All units in an aircraft ignition system are controlled by an ignition switch. The type of switch used varies with the number of engines on the aircraft and the type of magnetos used. All switches, however, turn the system off and on in much the same manner. The ignition switch is different in at least one respect from all other types of switches: when the ignition switch is in the off position, a circuit is completed through the switch to ground. In other electrical switches, the off position normally breaks or opens the circuit.
The ignition switch has one terminal connected to the primary electrical circuit between the coil and the breaker contact points. The other terminal of the switch is connected to the aircraft ground structure. As shown in Figure 4-15, two ways to complete the primary circuit are:
- Through the closed breaker points to ground and
- Through the closed ignition switch to ground.

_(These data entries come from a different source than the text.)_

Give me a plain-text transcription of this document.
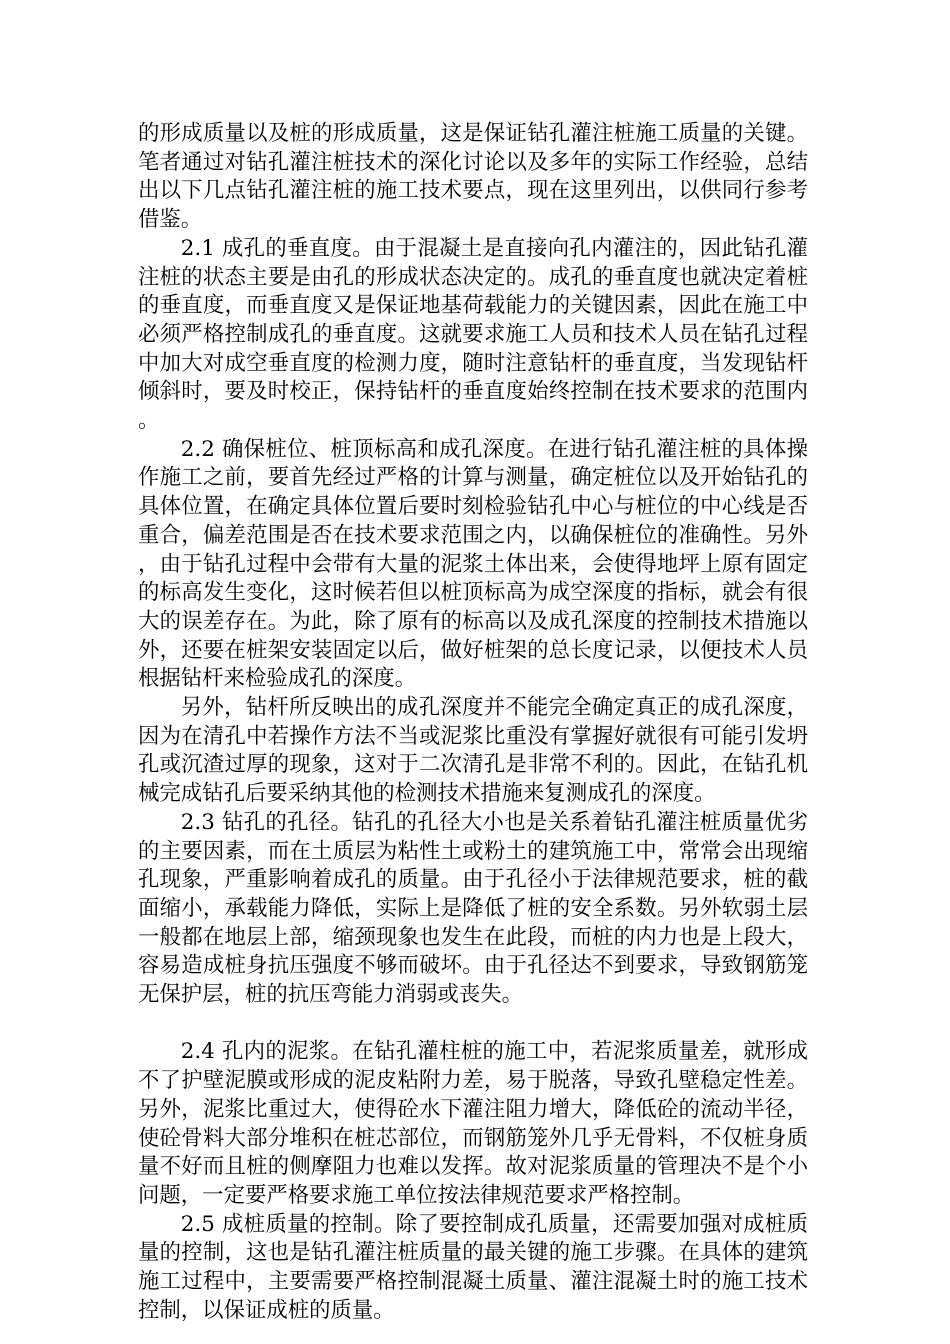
的形成质量以及桩的形成质量，这是保证钻孔灌注桩施工质量的关键。笔者通过对钻孔灌注桩技术的深化讨论以及多年的实际工作经验，总结出以下几点钻孔灌注桩的施工技术要点，现在这里列出，以供同行参考借鉴。

2.1 成孔的垂直度。由于混凝土是直接向孔内灌注的，因此钻孔灌注桩的状态主要是由孔的形成状态决定的。成孔的垂直度也就决定着桩的垂直度，而垂直度又是保证地基荷载能力的关键因素，因此在施工中必须严格控制成孔的垂直度。这就要求施工人员和技术人员在钻孔过程中加大对成空垂直度的检测力度，随时注意钻杆的垂直度，当发现钻杆倾斜时，要及时校正，保持钻杆的垂直度始终控制在技术要求的范围内。

2.2 确保桩位、桩顶标高和成孔深度。在进行钻孔灌注桩的具体操作施工之前，要首先经过严格的计算与测量，确定桩位以及开始钻孔的具体位置，在确定具体位置后要时刻检验钻孔中心与桩位的中心线是否重合，偏差范围是否在技术要求范围之内，以确保桩位的准确性。另外，由于钻孔过程中会带有大量的泥浆土体出来，会使得地坪上原有固定的标高发生变化，这时候若但以桩顶标高为成空深度的指标，就会有很大的误差存在。为此，除了原有的标高以及成孔深度的控制技术措施以外，还要在桩架安装固定以后，做好桩架的总长度记录，以便技术人员根据钻杆来检验成孔的深度。

另外，钻杆所反映出的成孔深度并不能完全确定真正的成孔深度，因为在清孔中若操作方法不当或泥浆比重没有掌握好就很有可能引发坍孔或沉渣过厚的现象，这对于二次清孔是非常不利的。因此，在钻孔机械完成钻孔后要采纳其他的检测技术措施来复测成孔的深度。

2.3 钻孔的孔径。钻孔的孔径大小也是关系着钻孔灌注桩质量优劣的主要因素，而在土质层为粘性土或粉土的建筑施工中，常常会出现缩孔现象，严重影响着成孔的质量。由于孔径小于法律规范要求，桩的截面缩小，承载能力降低，实际上是降低了桩的安全系数。另外软弱土层一般都在地层上部，缩颈现象也发生在此段，而桩的内力也是上段大，容易造成桩身抗压强度不够而破坏。由于孔径达不到要求，导致钢筋笼无保护层，桩的抗压弯能力消弱或丧失。

2.4 孔内的泥浆。在钻孔灌柱桩的施工中，若泥浆质量差，就形成不了护壁泥膜或形成的泥皮粘附力差，易于脱落，导致孔壁稳定性差。另外，泥浆比重过大，使得砼水下灌注阻力增大，降低砼的流动半径，使砼骨料大部分堆积在桩芯部位，而钢筋笼外几乎无骨料，不仅桩身质量不好而且桩的侧摩阻力也难以发挥。故对泥浆质量的管理决不是个小问题，一定要严格要求施工单位按法律规范要求严格控制。

2.5 成桩质量的控制。除了要控制成孔质量，还需要加强对成桩质量的控制，这也是钻孔灌注桩质量的最关键的施工步骤。在具体的建筑施工过程中，主要需要严格控制混凝土质量、灌注混凝土时的施工技术控制，以保证成桩的质量。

Figure 4-15 shows that the primary current is not interrupted when the breaker contacts open since there is still a path to ground through the closed, or off, ignition switch. Since primary current is not stopped when the contact points open, there can be no sudden collapse of the primary coil flux field and no high-voltage induced in the secondary coil to fire the spark plug.
As the magnet rotates past the electrical gap (E-gap) position, a gradual breakdown of the primary flux field occurs. But that breakdown occurs so slowly that the induced voltage is too low to fire the spark plug. Thus, when the ignition switch is in the off position with the switch closed, the contact points are as completely short-circuited as if they were removed from the circuit, and the magneto is inoperative.
When the ignition switch is placed in the on position switch open, the interruption of primary current and the rapid collapse of the primary coil flux field is once again controlled or triggered by the opening of the breaker contact points. [Figure 4-16] When the ignition switch is in the on position, the switch has absolutely no effect on the primary circuit.
The ignition/starter switch, or magneto switch, controls the magnetos on or off and can also connect the starter solenoid for turning the starter. When a starting vibrator, a box that emits pulsating direct current (DC), is used on the engine, the ignition/starter switch is used to control the vibrator and retard points. This system is explained in detail later in this chapter. Some ignition starter switches have a push to prime feature during the starting cycle. This system allows additional fuel to spray into the intake port of the cylinder during the starting cycle.